Subject: Re: [HTCondor-users] [FSL] Parallel processing: Condor or SGE with CentOS 7
From: FSL - FMRIB's Software Library [mailto:FSL@xxxxxxxxxxxxxx]
On Behalf Of d m
Sent: Friday, July 15, 2016 8:47 PM
> We are using a linux server with CentOS 7 installed. > > We want to take advantage of our multi-core system,
and were wondering
> which is the best setup to use. In the past we used ubuntu, and condor
was
> a pretty easy setup. > > Does Condor work with CentOS 7? It is a much
easier setup than SGE.
> However, we installed Condor on our CentOS 7 system. But it still
did not
> use multiple threads when running tbss_2_proc. Has anyone had
success
> running condor with CentOS 7? > > If not, what about SGE and parallel processing
with CentOS 7? > > Your would greatly be appreciated.
I've found that using Partitionable slots works best for multi-core processing, rather than static slots. We typically
have a variety of job types which require different core counts, from "-j8"
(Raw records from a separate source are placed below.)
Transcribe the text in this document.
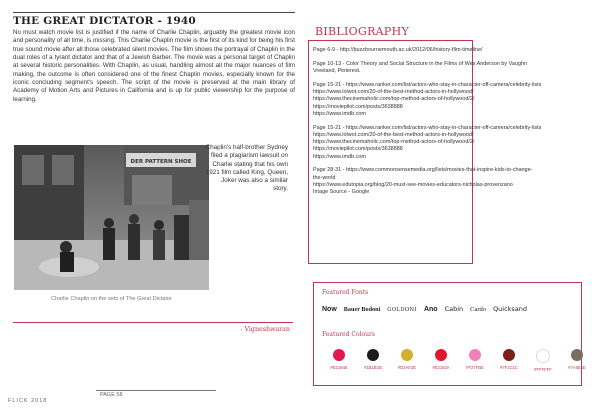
THE GREAT DICTATOR - 1940
No must watch movie list is justified if the name of Charlie Chaplin, arguably the greatest movie icon and personality of all time, is missing. This Charlie Chaplin movie is the first of its kind for being his first true sound movie after all those celebrated silent movies. The film shows the portrayal of Chaplin in the dual roles of a tyrant dictator and that of a Jewish Barber. The movie was a personal target of Chaplin at several historic personalities. With Chaplin, as usual, handling almost all the major nuances of film making, the outcome is often considered one of the finest Chaplin movies, especially known for the iconic concluding segment's speech. The script of the movie is preserved at the main library of Academy of Motion Arts and Pictures in California and is up for public viewership for the purpose of learning.
DER PATTERN SHOE
Chaplin's half-brother Sydney filed a plagiarism lawsuit on Charlie stating that his own 1921 film called King, Queen, Joker was also a similar story.
Charlie Chaplin on the sets of The Great Dictator
- Vigneshwaran
FLICK 2018
PAGE 58
BIBLIOGRAPHY
Page 6-9 - http://buzzbournemouth.ac.uk/2012/06/history-film-timeline/
Page 10-13 - Color Theory and Social Structure in the Films of Wes Anderson by Vaughn
Vreeland, Pinterest.
Page 15-21 - https://www.ranker.com/list/actors-who-stay-in-character-off-camera/celebrity-lists
https://www.lolwot.com/20-of-the-best-method-actors-in-hollywood/
https://www.thecinemaholic.com/top-method-actors-of-hollywood/2/
https://moviepilot.com/posts/3638888
https://www.imdb.com
Page 15-21 - https://www.ranker.com/list/actors-who-stay-in-character-off-camera/celebrity-lists
https://www.lolwot.com/20-of-the-best-method-actors-in-hollywood/
https://www.thecinemaholic.com/top-method-actors-of-hollywood/2/
https://moviepilot.com/posts/3638888
https://www.imdb.com
Page 28-31 - https://www.commonsensemedia.org/lists/movies-that-inspire-kids-to-change-
the-world
https://www.edutopia.org/blog/20-must-see-movies-educators-nicholas-provenzano
Image Source - Google
Featured Fonts
Now Bauer Bodoni GOLDONI Ano Cabin Cardo Quicksand
Featured Colours
#E2184E	#1B1B1B	#D3AF2E	#E2182A	#F27FBE	#7F1C1C	#FFFFFF	#7A6E5E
software builds to single-thread data-formatting runs, so Partitionable
slots gives us the most flexibility to divide up the resources appropriately
with the highest possible utilization.
If you set up cgroups, then the kernel will constrain
a job in a slot to only as many cores as it requested when there is
competition for CPU time, using the "cpu.shares" cgroup
attribute. It will still run in multiple threads, but the kernel scheduler will
only give it time slices adding up to that number of cores.
Other than this, HTCondor doesn't govern how many
threads a process can spawn. This can pose a problem with things like
MATLAB, which check to see the total number of cores on the entire
system and spawn that many threads, which leads to the square of the
number of cores worth of threads - 4,096 on a 64-core machine, all
fighting for their 1.56% of a CPU. The MATLAB maxNumCompThreads() function
comes in handy here.
It's also possible to set up static slots with more
than one CPU, so if all your work uses two cores, you can define
your static slots with two cores each. Any one-core jobs would waste
a core while running, though.
If by multiple threads you're talking about MPI jobs,
you'll want to read up on the parallel universe. There's a few tricks
to that which are set forth in the manual to pick up multiple slots
on one or more machines for a single job. It's not quite as pretty
with partitionable slots, I found, particularly in v8.2.